Chapter 7 - Making Visible the “Non-Power” of Poetry

from Part Three


With the publication of The Savage Detectives, and a year later his much more condensed Amulet, Bolaño turns his full attention as a novelist to poetic interpellation and apprenticeship in Mexico. Narrated by the aesthesis-aligned “mother of Mexican poetry,” “mother of all the poets,” Auxilio Lacouture, Amulet provides a complementary narrative to Distant Star’s mapping of poetic apprenticeships in Chile through the equally gendered, poiesis-aligned figure of Carlos Wieder.
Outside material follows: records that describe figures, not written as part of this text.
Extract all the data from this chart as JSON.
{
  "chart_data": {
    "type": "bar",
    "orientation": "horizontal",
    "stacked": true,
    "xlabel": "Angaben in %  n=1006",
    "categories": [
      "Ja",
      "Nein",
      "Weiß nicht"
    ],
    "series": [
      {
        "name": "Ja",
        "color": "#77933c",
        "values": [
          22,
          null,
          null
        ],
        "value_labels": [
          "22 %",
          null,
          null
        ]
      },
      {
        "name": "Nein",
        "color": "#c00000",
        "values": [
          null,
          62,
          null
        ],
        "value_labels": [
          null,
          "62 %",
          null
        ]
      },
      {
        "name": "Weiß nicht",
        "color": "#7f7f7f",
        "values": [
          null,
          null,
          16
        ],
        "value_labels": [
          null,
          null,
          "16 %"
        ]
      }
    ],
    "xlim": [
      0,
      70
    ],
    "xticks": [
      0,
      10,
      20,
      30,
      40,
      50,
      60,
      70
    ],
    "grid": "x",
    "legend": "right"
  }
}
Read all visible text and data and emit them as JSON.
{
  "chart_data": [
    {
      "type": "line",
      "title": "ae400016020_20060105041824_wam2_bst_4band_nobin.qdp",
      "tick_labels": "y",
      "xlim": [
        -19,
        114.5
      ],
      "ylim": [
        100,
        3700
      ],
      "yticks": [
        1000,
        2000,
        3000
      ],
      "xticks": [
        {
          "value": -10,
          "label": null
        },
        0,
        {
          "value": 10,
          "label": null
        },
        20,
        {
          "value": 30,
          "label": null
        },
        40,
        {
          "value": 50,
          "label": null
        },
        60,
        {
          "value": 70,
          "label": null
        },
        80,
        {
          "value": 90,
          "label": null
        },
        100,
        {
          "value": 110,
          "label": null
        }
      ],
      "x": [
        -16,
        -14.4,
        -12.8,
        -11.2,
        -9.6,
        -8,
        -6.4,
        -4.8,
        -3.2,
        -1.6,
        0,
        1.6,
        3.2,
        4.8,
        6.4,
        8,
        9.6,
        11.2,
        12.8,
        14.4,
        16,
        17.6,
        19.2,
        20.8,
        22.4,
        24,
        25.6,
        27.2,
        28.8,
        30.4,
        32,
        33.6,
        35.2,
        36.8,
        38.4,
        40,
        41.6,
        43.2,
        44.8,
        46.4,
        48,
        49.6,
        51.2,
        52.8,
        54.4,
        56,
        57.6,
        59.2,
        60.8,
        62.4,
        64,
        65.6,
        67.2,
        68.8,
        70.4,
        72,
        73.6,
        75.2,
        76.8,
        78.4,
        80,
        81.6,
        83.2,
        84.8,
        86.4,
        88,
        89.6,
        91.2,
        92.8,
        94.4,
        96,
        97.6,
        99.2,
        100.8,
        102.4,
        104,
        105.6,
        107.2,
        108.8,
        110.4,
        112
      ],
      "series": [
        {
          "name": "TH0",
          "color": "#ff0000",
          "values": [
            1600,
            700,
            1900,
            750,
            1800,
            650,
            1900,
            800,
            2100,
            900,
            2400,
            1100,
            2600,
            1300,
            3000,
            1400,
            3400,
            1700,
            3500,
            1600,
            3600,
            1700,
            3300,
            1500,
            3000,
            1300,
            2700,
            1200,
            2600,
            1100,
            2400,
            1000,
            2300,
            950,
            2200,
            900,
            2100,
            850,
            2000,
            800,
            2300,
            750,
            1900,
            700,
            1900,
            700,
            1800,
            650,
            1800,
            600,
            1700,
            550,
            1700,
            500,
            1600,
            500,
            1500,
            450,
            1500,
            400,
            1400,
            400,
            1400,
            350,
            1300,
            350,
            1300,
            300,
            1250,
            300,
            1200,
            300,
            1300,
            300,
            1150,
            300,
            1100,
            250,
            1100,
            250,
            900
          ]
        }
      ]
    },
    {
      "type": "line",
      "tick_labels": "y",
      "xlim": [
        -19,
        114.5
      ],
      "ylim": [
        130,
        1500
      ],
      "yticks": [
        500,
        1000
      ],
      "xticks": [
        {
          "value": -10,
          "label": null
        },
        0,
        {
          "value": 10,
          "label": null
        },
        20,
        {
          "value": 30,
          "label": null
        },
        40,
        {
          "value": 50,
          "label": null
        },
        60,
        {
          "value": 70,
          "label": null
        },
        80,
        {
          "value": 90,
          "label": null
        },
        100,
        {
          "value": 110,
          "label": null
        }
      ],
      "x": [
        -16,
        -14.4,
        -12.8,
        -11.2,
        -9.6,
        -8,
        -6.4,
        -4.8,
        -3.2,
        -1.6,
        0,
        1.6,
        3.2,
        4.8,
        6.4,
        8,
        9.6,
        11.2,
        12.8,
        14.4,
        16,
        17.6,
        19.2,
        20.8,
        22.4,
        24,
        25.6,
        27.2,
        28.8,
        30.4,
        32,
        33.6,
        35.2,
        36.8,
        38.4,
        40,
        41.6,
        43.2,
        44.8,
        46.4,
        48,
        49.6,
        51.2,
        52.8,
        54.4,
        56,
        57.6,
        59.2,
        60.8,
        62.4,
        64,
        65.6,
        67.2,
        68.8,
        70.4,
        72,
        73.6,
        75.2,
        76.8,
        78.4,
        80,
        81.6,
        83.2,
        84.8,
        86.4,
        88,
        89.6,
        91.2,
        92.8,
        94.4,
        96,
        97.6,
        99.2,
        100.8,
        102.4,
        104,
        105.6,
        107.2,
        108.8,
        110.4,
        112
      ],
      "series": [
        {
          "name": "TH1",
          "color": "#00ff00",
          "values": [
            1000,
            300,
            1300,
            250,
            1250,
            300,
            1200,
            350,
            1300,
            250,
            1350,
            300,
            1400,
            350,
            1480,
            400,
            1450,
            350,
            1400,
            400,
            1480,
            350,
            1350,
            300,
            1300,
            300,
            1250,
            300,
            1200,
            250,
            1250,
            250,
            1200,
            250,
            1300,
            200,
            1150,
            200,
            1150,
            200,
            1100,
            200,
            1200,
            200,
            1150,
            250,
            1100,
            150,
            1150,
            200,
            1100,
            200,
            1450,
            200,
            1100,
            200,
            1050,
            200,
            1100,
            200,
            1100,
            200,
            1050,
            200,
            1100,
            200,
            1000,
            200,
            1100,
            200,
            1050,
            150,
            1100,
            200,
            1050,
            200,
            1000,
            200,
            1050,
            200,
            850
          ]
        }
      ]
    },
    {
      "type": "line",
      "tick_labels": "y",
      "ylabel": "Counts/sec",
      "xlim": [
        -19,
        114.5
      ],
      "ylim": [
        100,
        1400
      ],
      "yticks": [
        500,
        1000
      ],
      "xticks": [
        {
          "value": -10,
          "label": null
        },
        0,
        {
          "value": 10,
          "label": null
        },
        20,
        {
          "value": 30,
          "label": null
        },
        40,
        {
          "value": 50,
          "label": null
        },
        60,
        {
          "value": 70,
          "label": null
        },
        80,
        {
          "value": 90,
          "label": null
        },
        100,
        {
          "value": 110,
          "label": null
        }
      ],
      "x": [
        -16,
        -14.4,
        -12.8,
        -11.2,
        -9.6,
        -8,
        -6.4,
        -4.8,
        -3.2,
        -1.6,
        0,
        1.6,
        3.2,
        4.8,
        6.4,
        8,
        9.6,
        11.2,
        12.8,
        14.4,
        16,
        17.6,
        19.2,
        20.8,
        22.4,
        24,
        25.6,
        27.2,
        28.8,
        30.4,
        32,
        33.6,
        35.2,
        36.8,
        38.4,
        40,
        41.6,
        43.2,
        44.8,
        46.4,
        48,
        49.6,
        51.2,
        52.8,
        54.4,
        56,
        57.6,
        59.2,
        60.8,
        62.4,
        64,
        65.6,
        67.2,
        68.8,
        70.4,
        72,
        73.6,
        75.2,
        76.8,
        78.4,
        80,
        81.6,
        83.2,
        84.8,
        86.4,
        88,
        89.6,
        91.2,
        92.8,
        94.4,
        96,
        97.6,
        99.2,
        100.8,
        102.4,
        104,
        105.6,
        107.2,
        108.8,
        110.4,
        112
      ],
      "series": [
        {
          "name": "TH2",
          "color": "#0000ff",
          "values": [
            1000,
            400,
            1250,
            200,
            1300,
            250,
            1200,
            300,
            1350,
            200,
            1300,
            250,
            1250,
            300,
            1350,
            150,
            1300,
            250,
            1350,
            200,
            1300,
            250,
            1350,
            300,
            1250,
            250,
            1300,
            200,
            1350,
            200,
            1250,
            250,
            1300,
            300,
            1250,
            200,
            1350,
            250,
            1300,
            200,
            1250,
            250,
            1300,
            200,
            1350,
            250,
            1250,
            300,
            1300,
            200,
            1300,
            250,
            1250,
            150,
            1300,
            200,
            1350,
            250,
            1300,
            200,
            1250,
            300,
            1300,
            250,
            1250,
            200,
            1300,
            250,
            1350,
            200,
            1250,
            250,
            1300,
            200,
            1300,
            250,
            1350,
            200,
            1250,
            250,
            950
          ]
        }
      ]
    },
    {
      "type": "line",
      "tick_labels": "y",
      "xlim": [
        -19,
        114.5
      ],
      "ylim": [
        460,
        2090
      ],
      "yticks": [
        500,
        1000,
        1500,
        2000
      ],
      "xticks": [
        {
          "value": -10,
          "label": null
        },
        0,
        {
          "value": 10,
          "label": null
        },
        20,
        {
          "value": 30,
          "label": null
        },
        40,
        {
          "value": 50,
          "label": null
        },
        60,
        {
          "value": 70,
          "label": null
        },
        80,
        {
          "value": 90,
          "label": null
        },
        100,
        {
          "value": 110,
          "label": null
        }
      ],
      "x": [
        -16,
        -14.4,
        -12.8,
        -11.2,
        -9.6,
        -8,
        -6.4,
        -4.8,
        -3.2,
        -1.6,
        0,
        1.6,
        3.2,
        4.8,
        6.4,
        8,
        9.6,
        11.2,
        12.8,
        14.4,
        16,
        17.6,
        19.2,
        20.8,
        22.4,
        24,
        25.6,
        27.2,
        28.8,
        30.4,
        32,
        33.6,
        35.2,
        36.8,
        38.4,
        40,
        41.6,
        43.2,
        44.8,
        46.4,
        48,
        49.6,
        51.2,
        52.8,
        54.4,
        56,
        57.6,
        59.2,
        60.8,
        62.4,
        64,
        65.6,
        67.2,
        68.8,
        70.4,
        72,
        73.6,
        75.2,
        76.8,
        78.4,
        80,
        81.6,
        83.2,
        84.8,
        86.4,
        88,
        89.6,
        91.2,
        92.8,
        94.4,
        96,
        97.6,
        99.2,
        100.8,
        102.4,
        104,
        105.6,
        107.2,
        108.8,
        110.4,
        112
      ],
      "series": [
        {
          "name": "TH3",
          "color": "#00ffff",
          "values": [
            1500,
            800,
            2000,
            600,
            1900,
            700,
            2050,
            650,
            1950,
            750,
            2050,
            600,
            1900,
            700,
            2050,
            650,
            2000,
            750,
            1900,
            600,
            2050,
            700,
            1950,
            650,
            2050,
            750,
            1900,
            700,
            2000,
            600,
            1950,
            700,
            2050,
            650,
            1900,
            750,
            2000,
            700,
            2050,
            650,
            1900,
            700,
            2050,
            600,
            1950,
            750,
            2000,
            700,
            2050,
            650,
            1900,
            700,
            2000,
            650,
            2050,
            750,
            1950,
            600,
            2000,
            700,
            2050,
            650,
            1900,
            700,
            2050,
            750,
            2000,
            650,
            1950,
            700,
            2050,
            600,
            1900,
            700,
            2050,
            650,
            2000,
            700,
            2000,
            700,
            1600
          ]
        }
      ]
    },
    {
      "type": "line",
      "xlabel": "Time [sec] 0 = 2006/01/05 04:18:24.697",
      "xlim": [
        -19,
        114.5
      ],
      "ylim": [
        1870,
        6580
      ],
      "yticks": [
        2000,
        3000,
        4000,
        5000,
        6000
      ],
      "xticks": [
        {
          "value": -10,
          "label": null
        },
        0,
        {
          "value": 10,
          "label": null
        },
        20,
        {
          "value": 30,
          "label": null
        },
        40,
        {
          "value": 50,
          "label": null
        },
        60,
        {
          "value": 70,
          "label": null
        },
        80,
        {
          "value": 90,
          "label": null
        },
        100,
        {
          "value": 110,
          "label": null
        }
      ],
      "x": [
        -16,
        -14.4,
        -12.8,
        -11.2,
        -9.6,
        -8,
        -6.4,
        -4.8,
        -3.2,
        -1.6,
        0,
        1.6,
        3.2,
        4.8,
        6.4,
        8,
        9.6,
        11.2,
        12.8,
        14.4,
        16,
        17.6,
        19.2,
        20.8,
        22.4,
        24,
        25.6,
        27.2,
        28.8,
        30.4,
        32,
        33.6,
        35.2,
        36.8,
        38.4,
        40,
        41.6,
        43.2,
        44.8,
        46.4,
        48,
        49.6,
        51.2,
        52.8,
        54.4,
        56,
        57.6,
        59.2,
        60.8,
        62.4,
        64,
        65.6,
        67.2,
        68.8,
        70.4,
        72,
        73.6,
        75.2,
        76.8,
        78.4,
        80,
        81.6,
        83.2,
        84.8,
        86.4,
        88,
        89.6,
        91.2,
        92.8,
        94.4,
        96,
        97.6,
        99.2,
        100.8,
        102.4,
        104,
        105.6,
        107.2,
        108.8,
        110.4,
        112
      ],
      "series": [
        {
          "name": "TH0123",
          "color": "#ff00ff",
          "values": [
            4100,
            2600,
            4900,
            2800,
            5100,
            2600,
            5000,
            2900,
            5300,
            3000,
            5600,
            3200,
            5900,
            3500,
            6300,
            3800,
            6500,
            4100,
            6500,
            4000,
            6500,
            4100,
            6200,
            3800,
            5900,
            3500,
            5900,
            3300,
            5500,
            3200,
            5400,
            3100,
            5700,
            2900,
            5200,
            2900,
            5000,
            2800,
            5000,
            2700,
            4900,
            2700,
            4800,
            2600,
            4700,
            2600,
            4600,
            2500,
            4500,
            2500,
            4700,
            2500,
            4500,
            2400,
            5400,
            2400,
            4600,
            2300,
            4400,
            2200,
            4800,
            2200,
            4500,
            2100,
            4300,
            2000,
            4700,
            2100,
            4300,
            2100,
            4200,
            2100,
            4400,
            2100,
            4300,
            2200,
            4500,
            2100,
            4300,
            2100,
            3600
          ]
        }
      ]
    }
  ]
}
Returning again and again to Lacouture’s act of reading (and no longer being to read) a book of poems by the aging poet Pedro Garfias in the bathroom of the Faculty of Philosophy and Letters on September 18, 1968, the date the army and riot police came to occupy UNAM, Bolaño stages a profound tension between a Marxist narrative of historical progress and a Nietzschean model of eternal return. Arcing in the end toward the mythological temporality of ancient Greece, Amulet’s Poe-inflected “horror story,” as Lacouture describes it at the outset, figures history as “another recurring and terribly Latin American nightmare,” at its most decisively utopian moment affirming, through Lacouture’s prophecies, the vision that “Poetry shall not disappear. Its non-power shall make itself visible by other means, in another form.”